More information is provided in the Data Management Planning Fact Sheet, the Data Storage, Documentation, and Discovery Fact Sheet, Environmental Data Management Systems White Paper, and the Data Quality Overview Fact Sheet.
5 PUBLISH AND SHARE
If data are, or may be, published or shared between different entities (agencies/businesses etc.), data sharing methods and policies should be developed. For government agencies, data sharing protocols are especially important because data acquired by the agency become subject to open record requests or legal discovery. Data sharing agreements may be needed to define restrictions or appropriate use of shared data.
When data are published or shared, associated metadata should also be provided. Organizations should address the Americans with Disabilities Act, Section 508 of the Rehabilitation Act (29 U.S.C. § 794d), as amended by the Workforce Investment Act of 1998 (P.L. 105-220), which requires federal agencies and collaborators to develop, procure, maintain, and use information and communications technology that is accessible to people with disabilities, regardless of whether or not an individual works for the federal government. For additional information, see the Public Communication and Stakeholder Engagement White Paper.

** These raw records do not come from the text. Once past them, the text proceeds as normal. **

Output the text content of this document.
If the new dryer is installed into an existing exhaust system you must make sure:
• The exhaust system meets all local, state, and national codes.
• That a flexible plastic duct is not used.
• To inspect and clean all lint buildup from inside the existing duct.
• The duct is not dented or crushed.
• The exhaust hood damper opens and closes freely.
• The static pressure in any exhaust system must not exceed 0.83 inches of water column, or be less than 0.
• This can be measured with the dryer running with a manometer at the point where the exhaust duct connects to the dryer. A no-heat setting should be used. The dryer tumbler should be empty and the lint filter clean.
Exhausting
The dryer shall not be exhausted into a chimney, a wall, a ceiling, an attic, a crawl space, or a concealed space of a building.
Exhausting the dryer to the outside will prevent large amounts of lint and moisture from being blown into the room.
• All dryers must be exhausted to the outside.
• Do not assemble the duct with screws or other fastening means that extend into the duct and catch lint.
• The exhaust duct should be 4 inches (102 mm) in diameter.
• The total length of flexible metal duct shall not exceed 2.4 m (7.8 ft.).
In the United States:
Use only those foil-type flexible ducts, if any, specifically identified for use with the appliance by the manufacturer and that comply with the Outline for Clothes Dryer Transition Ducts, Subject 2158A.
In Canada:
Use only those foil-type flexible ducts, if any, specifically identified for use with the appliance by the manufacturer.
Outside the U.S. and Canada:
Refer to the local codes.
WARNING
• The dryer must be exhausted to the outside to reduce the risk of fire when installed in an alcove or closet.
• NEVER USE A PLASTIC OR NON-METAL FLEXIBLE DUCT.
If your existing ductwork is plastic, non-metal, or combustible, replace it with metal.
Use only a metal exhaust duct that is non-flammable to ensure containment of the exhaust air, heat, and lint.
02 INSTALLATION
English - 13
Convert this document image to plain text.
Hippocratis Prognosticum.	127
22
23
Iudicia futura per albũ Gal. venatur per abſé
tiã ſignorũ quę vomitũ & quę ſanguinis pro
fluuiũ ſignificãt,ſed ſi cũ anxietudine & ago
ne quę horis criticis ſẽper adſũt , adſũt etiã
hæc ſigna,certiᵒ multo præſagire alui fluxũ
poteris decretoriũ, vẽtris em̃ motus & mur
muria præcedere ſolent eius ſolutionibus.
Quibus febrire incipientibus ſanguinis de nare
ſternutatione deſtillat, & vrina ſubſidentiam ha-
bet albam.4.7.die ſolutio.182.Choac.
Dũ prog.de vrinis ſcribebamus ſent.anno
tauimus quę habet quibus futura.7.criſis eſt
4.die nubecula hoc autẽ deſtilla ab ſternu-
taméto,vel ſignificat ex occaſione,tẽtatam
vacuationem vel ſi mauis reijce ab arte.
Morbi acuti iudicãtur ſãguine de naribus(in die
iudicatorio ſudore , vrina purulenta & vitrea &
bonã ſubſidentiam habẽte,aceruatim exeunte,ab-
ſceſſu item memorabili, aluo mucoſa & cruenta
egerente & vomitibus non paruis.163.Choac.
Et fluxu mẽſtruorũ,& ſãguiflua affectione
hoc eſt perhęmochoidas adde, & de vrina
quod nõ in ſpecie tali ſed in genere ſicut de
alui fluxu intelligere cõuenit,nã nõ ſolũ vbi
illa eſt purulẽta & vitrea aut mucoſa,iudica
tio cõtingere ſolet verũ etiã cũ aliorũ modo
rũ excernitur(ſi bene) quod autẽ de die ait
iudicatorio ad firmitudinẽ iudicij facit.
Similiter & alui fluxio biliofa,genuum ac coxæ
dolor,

For more information on data sharing and publication, see the Data Access, Sharing, and Security Fact Sheet and the Public Communication and Stakeholder Engagement White Paper.
6 RETAIN
Retention refers to the storing of data beyond the original intended use of the data to meet secondary use of the data and to meet regulatory and recordkeeping obligations. A data retention policy should be outlined in the planning stage if there are no overarching governance policies for data retention. Consideration should be given to any applicable state and federal agencies that may have specific data retention schedules that must be followed. The following questions should be considered:
- What data are retained?
- Who will be responsible for the data?
- What format should be used?
- How long should the data be stored?
- Should the data be archived or deleted?
- Who has the authority to dispose of data?
- When should the data be archived or deleted?
- What procedure(s) should be followed in the event of a policy violation?
- If data are purged, how can it be done in a manner that adheres to security and confidentiality protocols?
- Does your system have a data backup system, and is it performed regularly (either automatically or manually)? Is there sufficient redundancy so that data are recoverable in case of a system crash or other disaster?
Data retention options range from archiving to deleting. The decision regarding whether or not data should be archived or deleted and when these actions should occur should be made in accordance with your organization’s retention policies. For additional information on data retention, see the Data Storage, Documentation, and Discovery Fact Sheet.
7 REFERENCES AND ACRONYMS
The references cited in this fact sheet, and the other ITRC EDM Best Practices fact sheets, are included in one combined list that is available on the ITRC web site. The combined acronyms list is also available on the ITRC web site.